Who can live without hope?
I went running late last Friday, as I often like to do. There’s something special about the night of Shabbat, more deeply resonant, as if among the trees one could overhear God blessing the work of creation.
But what was that noise from the river below? Could it really be birdsong? It wasn’t an owl’s call, or the alarm with which a rook might charge to a higher branch. It was a hovering music, anxious yet sweet, a salutation from the soul of the mysterious dark. It was that cry I’d longed for years to hear,
That deep thrilling note that is wilder than all,
The voice of the wailing curlew. (James McKowen)
I don’t often spend Shabbat at a Christian retreat in the Yorkshire Dales. But I was invited by leaders of A Rocha, the Catholic organisation which created Eco Church, on which we modelled EcoSynagogue. I haven’t joined in meditation before with farmers, leaders in forestation, officers of the Royal Society for the Protection of Birds, for all of whom their patient work was a commitment rooted in faith. Faith in what? The prayers were brief and simple; in my thoughts I periodically substituted the words ‘through the eternal God’ and, with that, felt completely at home. For this was faith in life itself, the enduring strength of its deep roots.
A team from the Scottish Highlands spoke of their hopes for the next hundred years. The head of Forestry England referred to plans for the next two centuries, before acknowledging that climate change would inevitably necessitate as yet unpredictable adaptations.
One, two hundred years: those figures stuck in my mind. The timescale of climate emergency is a decade, twelve years minus the months since the clock in Time Square was set ticking its countdown to catastrophe. I believe in the severe urgency of the hour; action now must be a non-negotiable commitment. We owe it to our children.
But it’s equally essential to listen to the language of hundreds of years. For here lie vision and hope. I won’t see the branches of the oaks I helped plant reach out and attain their crowns. Yet the thought that they, or other trees, shall, – that comforts me; it leads my soul the quiet waters by.
There’s an evil war in Europe; Mr Putin knows neither humanity, justice nor mercy.
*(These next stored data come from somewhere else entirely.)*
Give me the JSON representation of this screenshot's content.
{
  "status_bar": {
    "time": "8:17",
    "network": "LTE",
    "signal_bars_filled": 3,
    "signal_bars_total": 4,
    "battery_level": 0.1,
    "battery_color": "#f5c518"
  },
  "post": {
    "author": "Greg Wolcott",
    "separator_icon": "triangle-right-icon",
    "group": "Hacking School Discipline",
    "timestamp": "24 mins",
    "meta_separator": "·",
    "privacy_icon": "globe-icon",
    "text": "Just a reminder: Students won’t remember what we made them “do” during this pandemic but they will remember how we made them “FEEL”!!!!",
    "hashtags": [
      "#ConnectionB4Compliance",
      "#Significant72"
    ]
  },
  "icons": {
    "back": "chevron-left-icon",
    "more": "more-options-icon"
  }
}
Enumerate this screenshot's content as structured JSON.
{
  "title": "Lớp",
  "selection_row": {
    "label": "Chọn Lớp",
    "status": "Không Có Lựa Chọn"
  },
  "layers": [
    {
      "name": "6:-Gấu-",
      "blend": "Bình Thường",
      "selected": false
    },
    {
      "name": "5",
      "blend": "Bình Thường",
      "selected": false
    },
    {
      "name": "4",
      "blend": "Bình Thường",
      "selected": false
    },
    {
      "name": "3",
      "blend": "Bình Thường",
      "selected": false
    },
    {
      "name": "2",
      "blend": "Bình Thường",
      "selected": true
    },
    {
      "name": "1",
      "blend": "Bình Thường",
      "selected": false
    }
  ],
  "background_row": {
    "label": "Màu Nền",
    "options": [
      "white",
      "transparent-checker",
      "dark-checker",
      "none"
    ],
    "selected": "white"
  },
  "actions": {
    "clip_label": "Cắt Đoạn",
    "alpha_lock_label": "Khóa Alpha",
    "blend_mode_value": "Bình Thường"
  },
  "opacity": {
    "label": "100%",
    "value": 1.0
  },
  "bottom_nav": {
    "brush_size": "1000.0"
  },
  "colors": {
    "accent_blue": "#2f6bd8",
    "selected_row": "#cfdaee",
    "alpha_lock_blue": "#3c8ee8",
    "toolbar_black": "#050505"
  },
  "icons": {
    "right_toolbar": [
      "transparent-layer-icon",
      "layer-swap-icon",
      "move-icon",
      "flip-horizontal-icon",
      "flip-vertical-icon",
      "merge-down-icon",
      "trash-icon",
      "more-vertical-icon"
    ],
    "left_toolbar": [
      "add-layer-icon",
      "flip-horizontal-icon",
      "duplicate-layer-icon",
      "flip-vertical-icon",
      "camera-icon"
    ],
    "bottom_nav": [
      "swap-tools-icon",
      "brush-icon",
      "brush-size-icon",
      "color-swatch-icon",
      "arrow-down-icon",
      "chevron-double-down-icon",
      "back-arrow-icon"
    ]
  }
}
Millions have lost everything. Around the world governments, seemingly with little moral compass, make short-term decisions for which the poor, the young, the least powerful and the non-human worlds of nature must suffer most. Who wouldn’t feel despair?
Yet against this humanity in many millions sets compassion and determination: we’ll give what we can, we’ll offer our homes to refugees. We’ll protest until our local council and MPs make the essential, right decisions. We’ll put up bird boxes, plant trees. If there’s no social justice, we’ll fight for social justice. If there’s not enough environmental care, we’ll go out and we’ll care.
Yet even as we are impelled by that ‘fierce urgency of now’ we need hope in the future. We need the language of long-term. We don’t know what trees will thrive best for the next hundred years or what birds will sing and where. But there shall be trees, and birdsong, and life.
I went out again next day, and the following night, and heard that music again. ‘Piercing, soul-aching,’ Mary Colwell calls it in Curlew Moon:
The pauses are as poignant as the cries themselves; they define the silence and fill it with expectation and emotion. Given a religious turn of mind, you could almost describe it as a benediction.